Minnesota Somalis: Were any involved in Kenya mall attack?

Minnesota Somalis condemn the Kenya mall attack. The area has the largest Somali community in the United States, and it's been a recruiting ground for Al Shabab. Since 2007, at least 22 young men have left Minnesota to join Al Shabab.

Members of Minnesota's large Somali community on Monday condemned the deadly attack by Somali terrorists on a Kenyan shopping mall, while waiting anxiously to see if any Somali-Americans had a hand in the violence.

The Minneapolis-St. Paul area has the largest Somali community in the United States, and it's been a recruiting ground for al-Shabab, the armed Islamic group linked with Al Qaeda that carried out the attack on the Westgate Mall in Nairobi.
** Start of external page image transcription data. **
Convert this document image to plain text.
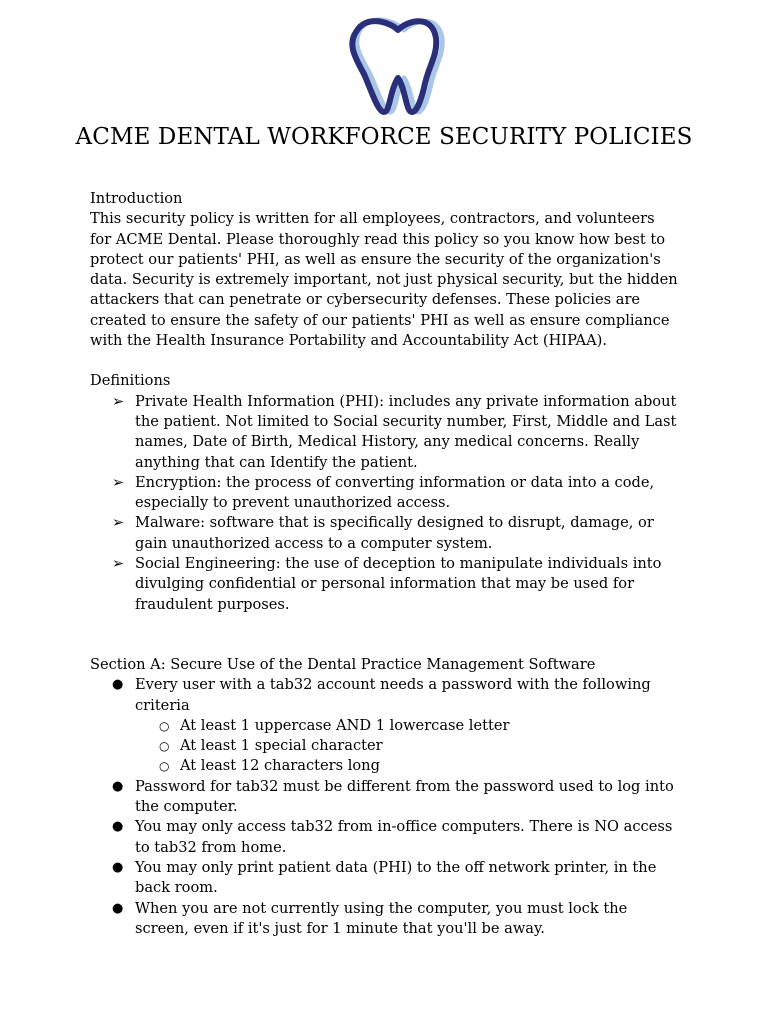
ACME DENTAL WORKFORCE SECURITY POLICIES

Introduction

This security policy is written for all employees, contractors, and volunteers for ACME Dental. Please thoroughly read this policy so you know how best to protect our patients' PHI, as well as ensure the security of the organization's data. Security is extremely important, not just physical security, but the hidden attackers that can penetrate or cybersecurity defenses. These policies are created to ensure the safety of our patients' PHI as well as ensure compliance with the Health Insurance Portability and Accountability Act (HIPAA).

Definitions

➢ Private Health Information (PHI): includes any private information about the patient. Not limited to Social security number, First, Middle and Last names, Date of Birth, Medical History, any medical concerns. Really anything that can Identify the patient.
➢ Encryption: the process of converting information or data into a code, especially to prevent unauthorized access.
➢ Malware: software that is specifically designed to disrupt, damage, or gain unauthorized access to a computer system.
➢ Social Engineering: the use of deception to manipulate individuals into divulging confidential or personal information that may be used for fraudulent purposes.

Section A: Secure Use of the Dental Practice Management Software

● Every user with a tab32 account needs a password with the following criteria
○ At least 1 uppercase AND 1 lowercase letter
○ At least 1 special character
○ At least 12 characters long
● Password for tab32 must be different from the password used to log into the computer.
● You may only access tab32 from in-office computers. There is NO access to tab32 from home.
● You may only print patient data (PHI) to the off network printer, in the back room.
● When you are not currently using the computer, you must lock the screen, even if it's just for 1 minute that you'll be away.
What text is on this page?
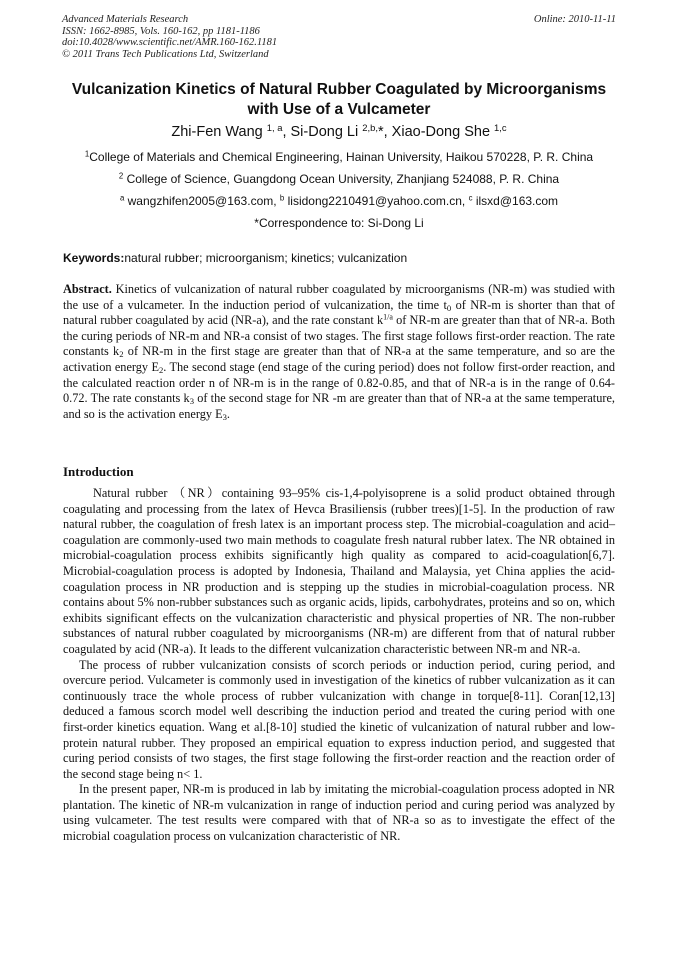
Advanced Materials Research
ISSN: 1662-8985, Vols. 160-162, pp 1181-1186
doi:10.4028/www.scientific.net/AMR.160-162.1181
© 2011 Trans Tech Publications Ltd, Switzerland
Online: 2010-11-11
Vulcanization Kinetics of Natural Rubber Coagulated by Microorganisms
with Use of a Vulcameter
Zhi-Fen Wang $^{1, a}$, Si-Dong Li $^{2,b,}$*, Xiao-Dong She $^{1,c}$
$^1$College of Materials and Chemical Engineering, Hainan University, Haikou 570228, P. R. China
$^2$ College of Science, Guangdong Ocean University, Zhanjiang 524088, P. R. China
$^a$ wangzhifen2005@163.com, $^b$ lisidong2210491@yahoo.com.cn, $^c$ ilsxd@163.com
*Correspondence to: Si-Dong Li
Keywords:natural rubber; microorganism; kinetics; vulcanization
Abstract. Kinetics of vulcanization of natural rubber coagulated by microorganisms (NR-m) was studied with the use of a vulcameter. In the induction period of vulcanization, the time $t_0$ of NR-m is shorter than that of natural rubber coagulated by acid (NR-a), and the rate constant $k^{1/a}$ of NR-m are greater than that of NR-a. Both the curing periods of NR-m and NR-a consist of two stages. The first stage follows first-order reaction. The rate constants $k_2$ of NR-m in the first stage are greater than that of NR-a at the same temperature, and so are the activation energy $E_2$. The second stage (end stage of the curing period) does not follow first-order reaction, and the calculated reaction order n of NR-m is in the range of 0.82-0.85, and that of NR-a is in the range of 0.64-0.72. The rate constants $k_3$ of the second stage for NR -m are greater than that of NR-a at the same temperature, and so is the activation energy $E_3$.
Introduction

Natural rubber （NR）containing 93–95% cis-1,4-polyisoprene is a solid product obtained through coagulating and processing from the latex of Hevca Brasiliensis (rubber trees)[1-5]. In the production of raw natural rubber, the coagulation of fresh latex is an important process step. The microbial-coagulation and acid–coagulation are commonly-used two main methods to coagulate fresh natural rubber latex. The NR obtained in microbial-coagulation process exhibits significantly high quality as compared to acid-coagulation[6,7]. Microbial-coagulation process is adopted by Indonesia, Thailand and Malaysia, yet China applies the acid-coagulation process in NR production and is stepping up the studies in microbial-coagulation process. NR contains about 5% non-rubber substances such as organic acids, lipids, carbohydrates, proteins and so on, which exhibits significant effects on the vulcanization characteristic and physical properties of NR. The non-rubber substances of natural rubber coagulated by microorganisms (NR-m) are different from that of natural rubber coagulated by acid (NR-a). It leads to the different vulcanization characteristic between NR-m and NR-a.

The process of rubber vulcanization consists of scorch periods or induction period, curing period, and overcure period. Vulcameter is commonly used in investigation of the kinetics of rubber vulcanization as it can continuously trace the whole process of rubber vulcanization with change in torque[8-11]. Coran[12,13] deduced a famous scorch model well describing the induction period and treated the curing period with one first-order kinetics equation. Wang et al.[8-10] studied the kinetic of vulcanization of natural rubber and low-protein natural rubber. They proposed an empirical equation to express induction period, and suggested that curing period consists of two stages, the first stage following the first-order reaction and the reaction order of the second stage being n< 1.

In the present paper, NR-m is produced in lab by imitating the microbial-coagulation process adopted in NR plantation. The kinetic of NR-m vulcanization in range of induction period and curing period was analyzed by using vulcameter. The test results were compared with that of NR-a so as to investigate the effect of the microbial coagulation process on vulcanization characteristic of NR.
Since 2007, at least 22 young men have left Minnesota to join al-Shabab. Some have died, some remain at large and others were among those prosecuted in what the FBI has said is one of the largest efforts to recruit Americans to a foreign terrorist organization.

Several community leaders and imams called a news conference at a Minneapolis mosque later Monday to "condemn the heinous act of senseless violence," in which at least 62 people have been killed. The announcement said they wanted "to stand in solidarity with the victims and their families and to point out the menace of extremism."

At least one Somali-American from Minnesota had relatives who were injured in the attack, which began Saturday.

Hodan Hassan, of Minnetonka, said her nieces — Fardosa Abdi, 17, and Dheman Abdi, 16 — were shopping when the siege started. Hassan said Fardosa was in critical condition Monday after undergoing two surgeries for severe leg injuries, while Dheman had a bullet break her leg and an explosion injured her arm.

She said the teens are Canadian citizens who moved three years ago to Nairobi, where their father has a real estate business. The girls visited Hassan this summer.

"It's tragic. It's really like a nightmare. ... I'm sad and frustrated and angry. I'm angry at the ones that decided to attack innocent people there," Hassan said.

"It's people who don't care, with no hearts," she said of the terrorists.

The recruitment of Somalis in Minnesota started in 2007. They were told they would be helping to expel troops from neighboring Ethiopia. The Ethiopians had been brought into Somalia by its weak UN-backed government, but were seen by many Somalis as invaders.